Disposable income has to be calculated from gross wages. This can be done on an individual level or for a whole household depending on the number used.
Once the number is calculated, it is used for a wide variety of budgetary purposes.
The amount of disposable income is important on a larger scale because it is a big factor in determining the economy’s general health. Having low disposable income means individuals won’t be able to buy as many consumer goods. This is important to retail businesses, economists, the federal reserve, and politicians.
Additionally, having higher levels of disposable income is usually indicative of a solid economy in which workers are paid well.
Knowing these things can help inform policy and governmental action on a broad scale.
On a more individualistic level, knowing your disposable income will help you create a foundation to build a budget. This number will inform you how much you can afford to spend each month.
Your disposable income is also used to calculate other numbers, such as your discretionary income. These numbers further impact your budgeting, so you must know your disposable income.
How Do You Calculate Disposable Income? Formula and Example
Calculating disposable income is a simple task. All you need is your gross income and the state and federal taxes that will be withheld from that income.
Once you have these numbers, you simply subtract the taxes from your gross income to arrive at your disposable income.
The formula for this calculation is as follows:
Gross income – income taxes = disposable income
To better understand this, let’s take a look at an example.
Suppose you make $50,000 a year. This number represents your gross income.
Also, suppose that, on top of the federal income tax of 10%, your state income tax is 4%. This leaves us with a total income tax of 14%. 14% of $50,000 is $7,000.
To calculate your disposable income, we simply plug these numbers into the formula.
$50,000 – $7,000 = $43,000
So, in this example, your disposable income is $43,000.
How Disposable Income Impacts Your Budget
Disposable income impacts your budget in a few key ways.
For starters, your disposable income acts as the foundation of your budget. You need to know how much money you will have.
Many people mistake using their gross income rather than their disposable income when budgeting, leading to overspending or not saving enough money for retirement.
In addition, your disposable income is a key factor in your discretionary income, meaning you need to know this number to figure out how much you can spend on your desires and how much you will be able to save each month.
Is Disposable Income a Good Thing?
Disposable income is neither good nor bad. It is simply a term for the money you actually have to spend after your income is taxed.
If you have no disposable income, that is a definite red flag. This will only be the case if you are unemployed. For those currently unemployed, your priority is landing a job.
Are Discretionary Income and Disposable Income the Same Thing?
Discretionary and disposable income are not the same thing.
Disposable income is your gross income after subtracting taxes. Your discretionary income is your disposable income after subtracting all your basic necessities (think food, insurance, mortgage payments, etc.).
Discretionary income is calculated using your disposable income but is even more refined, showing you how much “free money” you have extra to spend each month.
>> More: Disposable vs.

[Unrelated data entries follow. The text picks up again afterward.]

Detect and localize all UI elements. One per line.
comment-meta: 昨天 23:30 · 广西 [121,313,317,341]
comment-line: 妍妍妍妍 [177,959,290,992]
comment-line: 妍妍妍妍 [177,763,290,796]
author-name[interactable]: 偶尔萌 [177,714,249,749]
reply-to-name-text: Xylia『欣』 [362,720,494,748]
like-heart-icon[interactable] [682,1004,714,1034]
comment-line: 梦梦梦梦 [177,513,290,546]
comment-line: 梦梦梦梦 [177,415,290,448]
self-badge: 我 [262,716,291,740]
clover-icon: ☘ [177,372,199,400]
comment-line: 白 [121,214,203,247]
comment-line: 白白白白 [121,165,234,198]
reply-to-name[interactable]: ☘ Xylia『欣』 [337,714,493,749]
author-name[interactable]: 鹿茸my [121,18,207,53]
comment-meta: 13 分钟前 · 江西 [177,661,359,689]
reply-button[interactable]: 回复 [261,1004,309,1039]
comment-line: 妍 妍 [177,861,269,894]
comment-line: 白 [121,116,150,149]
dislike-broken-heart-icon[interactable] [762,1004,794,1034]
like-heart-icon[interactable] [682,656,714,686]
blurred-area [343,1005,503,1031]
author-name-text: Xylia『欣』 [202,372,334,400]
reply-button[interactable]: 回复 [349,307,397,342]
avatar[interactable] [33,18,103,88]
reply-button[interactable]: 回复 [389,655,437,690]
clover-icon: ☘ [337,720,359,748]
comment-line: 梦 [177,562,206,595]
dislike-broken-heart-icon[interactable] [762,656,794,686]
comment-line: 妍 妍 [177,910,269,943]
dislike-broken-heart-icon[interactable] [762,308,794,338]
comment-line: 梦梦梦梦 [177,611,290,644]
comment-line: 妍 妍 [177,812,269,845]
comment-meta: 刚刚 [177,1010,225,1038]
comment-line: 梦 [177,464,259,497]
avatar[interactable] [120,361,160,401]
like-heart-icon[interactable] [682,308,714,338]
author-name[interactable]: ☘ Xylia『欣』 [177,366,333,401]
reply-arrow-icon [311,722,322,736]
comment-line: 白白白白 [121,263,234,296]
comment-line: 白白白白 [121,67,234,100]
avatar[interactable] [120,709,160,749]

Discretionary Income
Bottom Line: What Is Disposable Income?
Disposable income is a simple but important concept. It is the amount of money you make after subtracting the taxes you have to pay on that money.
Knowing your disposable income is the first step in building a solid budget. Rather than your gross income, you should always use this number to determine how much you can afford to spend each month while still meeting your saving goals.